When he was brought in as a freshman in 2010, Jordin Mayes shot 45% from beyond the arc. He was a reliable outside threat, and quickly carved out a niche as a three point specialist off the bench. His shooting was instrumental in the Wildcats’ 2011 Elite Eight run.
Fast forward two seasons and the Arizona men’s basketball program is in a vastly different place. Sean Miller has finely tuned the recruiting machine, and top flight talent is coming to Tucson in droves. Year after year, Arizona is stocking up on elite high school prospects.
With a steady injection of five star talent over the last few seasons, you might be wondering where that leaves Mayes, a seemingly forgotten piece of the puzzle.
If you think Mayes will be marginalized by Arizona’s starting guards, think again. Even as a reserve, Mayes will play an integral part in the Wildcats’ offense because of his proven long range ability.
His total minutes might not rank among the team’s best, but Mayes’ role will be vital. Even before Arizona has played a single game, basketball minds have already hypothesized that forcing the Wildcats into a jump shooting contest could be their undoing. Despite all that athleticism and young talent, Arizona’s Achilles heel is their ability to stretch the floor with reliable shooters.
If Arizona does indeed find itself hurting for outside shooting, Mayes could become the Wildcats’ go-to three point shooter. Nothing would open up the game for the young talent down low like a consistent and attention-demanding long range shooting threat. If Mayes stepped up to that role, he could have a nice season ahead of him.
But there’s room for so much more. Mayes doesn’t just have to be Arizona’s reaction to the zone, he could be the reason teams are scared to use it. If Mayes shoots the ball as efficiently as he did in his freshman year, opposing defenses will have to respect Arizona’s guard shooting when he’s in the game.

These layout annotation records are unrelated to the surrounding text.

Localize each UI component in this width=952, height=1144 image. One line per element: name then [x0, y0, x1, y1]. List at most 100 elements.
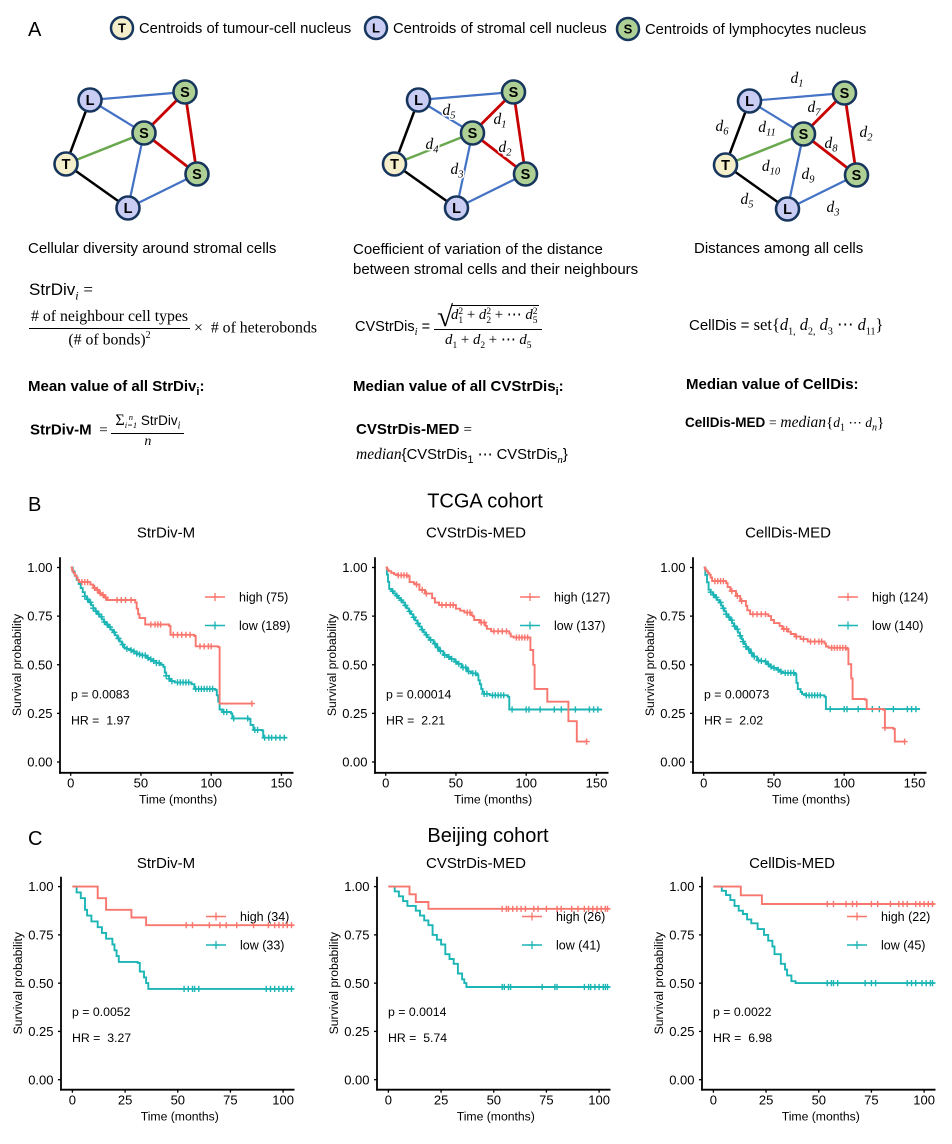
- svg-text:L: L: [745, 94, 754, 110]
- svg-text:p = 0.0022: p = 0.0022: [713, 1005, 772, 1019]
- svg-text:Time (months): Time (months): [782, 1110, 860, 1124]
- svg-text:75: 75: [539, 1093, 553, 1108]
- svg-text:0.75: 0.75: [344, 928, 369, 943]
- svg-text:0.25: 0.25: [28, 1024, 53, 1039]
- svg-text:low (45): low (45): [881, 939, 925, 953]
- svg-text:50: 50: [171, 1093, 185, 1108]
- svg-text:Centroids of tumour-cell nucle: Centroids of tumour-cell nucleus: [139, 21, 351, 37]
- svg-text:100: 100: [515, 776, 537, 791]
- svg-text:1.00: 1.00: [660, 560, 685, 575]
- svg-text:S: S: [521, 167, 531, 183]
- svg-text:L: L: [372, 21, 380, 36]
- svg-text:high (22): high (22): [881, 910, 930, 924]
- svg-text:Survival probability: Survival probability: [652, 931, 666, 1034]
- svg-text:T: T: [721, 158, 730, 174]
- svg-text:L: L: [452, 201, 461, 217]
- svg-text:0.25: 0.25: [344, 1024, 369, 1039]
- svg-text:HR = 1.97: HR = 1.97: [71, 714, 130, 728]
- svg-text:S: S: [852, 168, 862, 184]
- svg-text:L: L: [86, 93, 95, 109]
- svg-text:d5: d5: [741, 191, 754, 211]
- svg-text:150: 150: [271, 776, 293, 791]
- svg-text:L: L: [414, 93, 423, 109]
- svg-text:C: C: [28, 828, 42, 850]
- svg-text:d11: d11: [758, 119, 775, 139]
- svg-text:0.00: 0.00: [27, 755, 52, 770]
- svg-text:Time (months): Time (months): [141, 1110, 219, 1124]
- svg-text:L: L: [783, 202, 792, 218]
- svg-text:d5: d5: [443, 102, 456, 122]
- svg-text:low (140): low (140): [872, 619, 923, 633]
- svg-text:75: 75: [864, 1093, 878, 1108]
- svg-text:0.00: 0.00: [669, 1072, 694, 1087]
- svg-text:50: 50: [134, 776, 148, 791]
- svg-text:p = 0.00014: p = 0.00014: [386, 688, 451, 702]
- svg-text:d9: d9: [802, 166, 816, 186]
- svg-text:Survival probability: Survival probability: [327, 931, 341, 1034]
- svg-text:0: 0: [710, 1093, 717, 1108]
- svg-text:p = 0.00073: p = 0.00073: [704, 688, 769, 702]
- svg-text:0: 0: [385, 1093, 392, 1108]
- svg-text:Centroids of lymphocytes nucle: Centroids of lymphocytes nucleus: [645, 22, 866, 38]
- svg-text:CVStrDis-MED: CVStrDis-MED: [426, 855, 526, 872]
- svg-text:S: S: [192, 167, 202, 183]
- svg-text:StrDiv-M: StrDiv-M: [137, 525, 195, 542]
- svg-text:high (75): high (75): [239, 591, 288, 605]
- svg-text:50: 50: [767, 776, 781, 791]
- svg-text:Beijing cohort: Beijing cohort: [427, 825, 549, 847]
- svg-text:TCGA cohort: TCGA cohort: [427, 491, 543, 513]
- svg-text:Time (months): Time (months): [772, 793, 850, 807]
- svg-text:0: 0: [382, 776, 389, 791]
- svg-text:0: 0: [67, 776, 74, 791]
- svg-text:p = 0.0014: p = 0.0014: [388, 1005, 447, 1019]
- svg-text:100: 100: [588, 1093, 610, 1108]
- svg-text:HR = 5.74: HR = 5.74: [388, 1031, 447, 1045]
- svg-text:50: 50: [812, 1093, 826, 1108]
- svg-text:HR = 3.27: HR = 3.27: [72, 1031, 131, 1045]
- svg-text:high (26): high (26): [556, 910, 605, 924]
- svg-text:CellDis-MED: CellDis-MED: [745, 525, 831, 542]
- svg-text:1.00: 1.00: [344, 879, 369, 894]
- svg-text:S: S: [139, 126, 149, 142]
- svg-text:25: 25: [118, 1093, 132, 1108]
- svg-text:Survival probability: Survival probability: [325, 613, 339, 716]
- svg-text:B: B: [28, 494, 41, 516]
- svg-text:100: 100: [272, 1093, 294, 1108]
- svg-text:CellDis-MED: CellDis-MED: [749, 855, 835, 872]
- svg-text:Survival probability: Survival probability: [10, 613, 24, 716]
- svg-text:0.50: 0.50: [669, 976, 694, 991]
- svg-text:high (127): high (127): [554, 591, 610, 605]
- svg-text:high (124): high (124): [872, 591, 928, 605]
- svg-text:1.00: 1.00: [27, 560, 52, 575]
- svg-text:d2: d2: [499, 139, 513, 159]
- svg-text:d10: d10: [762, 158, 781, 178]
- svg-text:150: 150: [904, 776, 926, 791]
- svg-text:d3: d3: [451, 161, 464, 181]
- svg-text:d8: d8: [825, 135, 839, 155]
- svg-text:p = 0.0052: p = 0.0052: [72, 1005, 131, 1019]
- svg-text:1.00: 1.00: [28, 879, 53, 894]
- svg-text:100: 100: [200, 776, 222, 791]
- svg-text:low (33): low (33): [240, 939, 284, 953]
- svg-text:S: S: [468, 126, 478, 142]
- svg-text:p = 0.0083: p = 0.0083: [71, 688, 130, 702]
- svg-text:25: 25: [759, 1093, 773, 1108]
- svg-text:d7: d7: [808, 99, 822, 119]
- svg-text:low (137): low (137): [554, 619, 605, 633]
- svg-text:0.00: 0.00: [660, 755, 685, 770]
- svg-text:0.50: 0.50: [28, 976, 53, 991]
- svg-text:d4: d4: [426, 136, 440, 156]
- svg-text:d3: d3: [827, 199, 840, 219]
- svg-text:Survival probability: Survival probability: [11, 931, 25, 1034]
- svg-text:100: 100: [913, 1093, 935, 1108]
- svg-text:Time (months): Time (months): [454, 793, 532, 807]
- svg-text:0.75: 0.75: [669, 928, 694, 943]
- svg-text:75: 75: [223, 1093, 237, 1108]
- svg-text:0.75: 0.75: [660, 609, 685, 624]
- svg-text:Time (months): Time (months): [457, 1110, 535, 1124]
- svg-text:0.25: 0.25: [669, 1024, 694, 1039]
- svg-text:150: 150: [586, 776, 608, 791]
- svg-text:0.50: 0.50: [27, 657, 52, 672]
- svg-text:HR = 2.02: HR = 2.02: [704, 714, 763, 728]
- svg-text:d2: d2: [860, 124, 874, 144]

But if he improves on that, as you would expect him to, Mayes has a chance to be a game breaking three point shooter, perhaps among the conference and country’s best. He could truly become a three point assassin, something Arizona hasn’t had since the Salim Stoudamire days.
But how will it all play out? Your guess is as good as mine. It’s not far fetched to think Mayes could get buried on a stacked roster, especially with yet another transfer point guard coming in to take his minutes.
A lot of players would have given up on the program after having a promising freshman year, only to see their usage and role diminish as they got older. Mayes could have been one of those players. But he wasn’t, and that deserves a modicum of respect.
Even as he was over-recruited, under-played, and mostly forgotten about over the last two years, Mayes could finally be in store for an expanded role as the team’s only senior, and he just might become Arizona’s next three point assassin.